R.I.P. Colleen McCullough, author of The Thorn Birds

R.I.P. Colleen McCullough, author of The Thorn Birds

Colleen McCullough, author of the The Thorn Birds, the bestselling book that helped cement the miniseries genre, has died at her home on Norfolk Island in Australia. Deadline reports that the 77-year-old novelist had been in ill health in recent years.

McCullough started out in the medical profession, and she was researching and teaching neurophysiology at Yale Medical School when she began writing on the side in the ’70s. The first of her many novels, Tim, featured a relationship between a developmentally disabled young man and a somewhat older widow. It was made into a movie in 1979 with Mel Gibson and Piper Laurie.

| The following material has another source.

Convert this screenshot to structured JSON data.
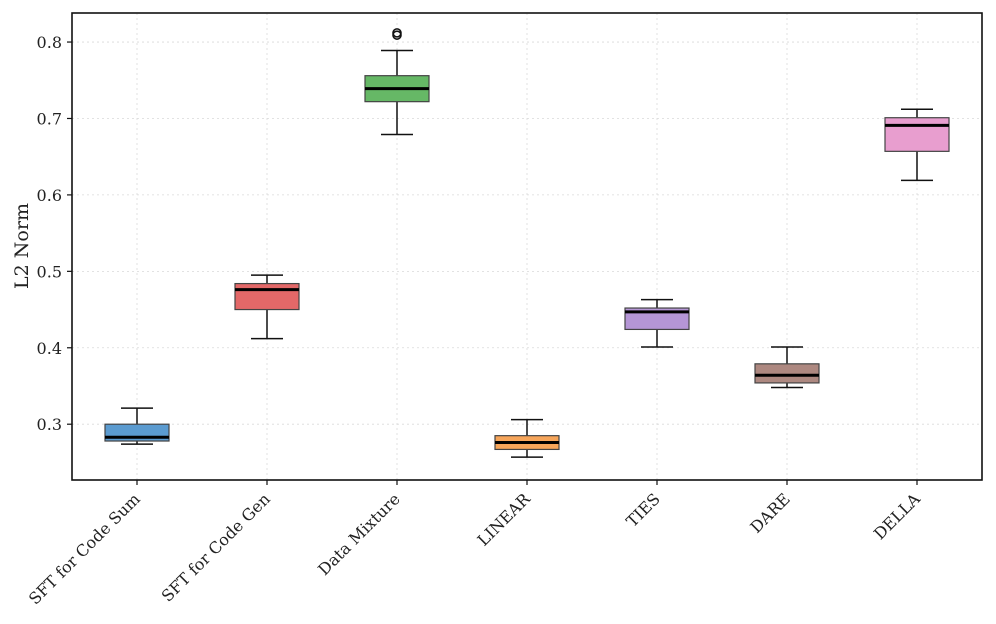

Her second book was even more successful, and became a worldwide phenomenon despite some less-than-positive reviews of the romantic page-turner. The Thorn Birds, set in McCullough’s native Australia, tackled the decades-long history of the sheep-farming Cleary family, focusing on the illicit affair between Meggie Cleary and Ralph de Bricassart, a priest. It eventually sold more than 30 million copies. McCullough was able to auction the novel’s paperback rights for $1.9 million—a U.S. record at the time. The book has never been out of print.

The timing couldn’t have been more perfect for The Thorn Birds, as blockbuster miniseries like Roots had recently begun to invade network television. The Thorn Birds became a four-night TV event in 1983, starring Richard Chamberlain and Rachel Ward, and featuring veteran actors like Barbara Stanwyck and Christopher Plummer. It won several Golden Globes and Emmys, and was second only to Roots in miniseries viewership at the time.

McCullough went on to write several books in the Masters Of Rome and Carmine Delmonico series. In 2006, she was named an Officer of the Order of Australia, in recognition of meritorious service “to the arts and to the community.”